Na pierwszej i ostatniej randce z
pewnym architektem usłyszałam:
-Wiesz, na pierwszy rzut oka robisz
wrażenie zimnej suki. Ale po bliższym poznaniu okazuje się, że
jesteś uosobieniem entuzjazmu...
- Ucieszyłam się!
Nie mam najmniejszego problemu z
okazywaniem entuzjazmu podczas wystąpień jakich jestem świadkiem.
Niezależnie od tego czy jestem w teatrze, na koncercie czy słucham
prelekcji. Entuzjazm jaki okazujemy odzwierciedla stan ducha w jaki
wprowadził nas występujący. I warto go okazywać, żeby oddać
trochę tej pozytywnej energii jaką dostaliśmy. Tak po prostu.
Jeśli uważacie, że ktoś zapracował na Wasze brawa, piski czy
owacje to okażcie mu to. Sam się nie domyśli.
Znam muzyków, aktorów,
satyryków i prelegentów- mniej lub bardziej
doświadczonych na scenie. Do tej pory nie usłyszałam żeby komuś
z nich taki entuzjazm przeszkadzał, czy wprawiał w zakłopotanie.
Wręcz przeciwnie. Taka reakcja dodaje skrzydeł i nawet pomimo
oczywistych wpadek mają oni chęć próbować dalej.
Osobiście doświadczyłam uprzejmych
braw po najbardziej upokarzających 3 minutach* w moim życiu,
porywających pisków i owacji na stojąco.
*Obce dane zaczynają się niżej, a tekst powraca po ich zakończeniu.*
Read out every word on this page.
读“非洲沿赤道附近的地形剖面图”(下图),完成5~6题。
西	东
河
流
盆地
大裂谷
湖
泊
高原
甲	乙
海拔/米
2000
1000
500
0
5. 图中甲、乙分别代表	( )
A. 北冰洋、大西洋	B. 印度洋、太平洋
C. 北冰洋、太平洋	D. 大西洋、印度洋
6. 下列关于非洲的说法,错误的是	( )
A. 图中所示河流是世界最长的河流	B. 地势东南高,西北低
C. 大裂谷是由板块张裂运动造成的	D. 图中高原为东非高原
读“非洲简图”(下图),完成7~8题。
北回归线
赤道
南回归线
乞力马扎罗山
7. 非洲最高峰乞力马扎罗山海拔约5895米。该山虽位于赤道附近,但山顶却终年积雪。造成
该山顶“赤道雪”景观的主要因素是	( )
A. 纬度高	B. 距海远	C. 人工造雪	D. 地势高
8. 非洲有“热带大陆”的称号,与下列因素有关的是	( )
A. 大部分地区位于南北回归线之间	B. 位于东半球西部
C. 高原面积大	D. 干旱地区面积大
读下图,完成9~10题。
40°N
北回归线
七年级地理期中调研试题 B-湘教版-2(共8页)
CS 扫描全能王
I nie ma dla mnie
większej nagrody niż ta chwila radości jaką pomogłam wywołać.
Dlatego nie widzę problemu w tym,
żeby okazywać innym szacunek, wsparcie i wdzięczność. Więc
jeśli krępuje Cię to, że czasem wydam z siebie pisk entuzjazmu,
czy to na koncercie czy na jakimś evencie, daj mi znać- ulokuję
się po przeciwnej stronie sali żeby móc się cieszyć do
woli.
*Wykonanie nie moje, ale to właśnie ten kawałek mnie tak pogrążył. Sami przyznajcie, tego nie da się dobrze zaśpiewać :)
*Wykonanie nie moje, ale to właśnie ten kawałek mnie tak pogrążył. Sami przyznajcie, tego nie da się dobrze zaśpiewać :)
Brak komentarzy:
Prześlij komentarz
Chętnie poczytam co o tym sądzisz. Nie wstydź się nie gryzę ;)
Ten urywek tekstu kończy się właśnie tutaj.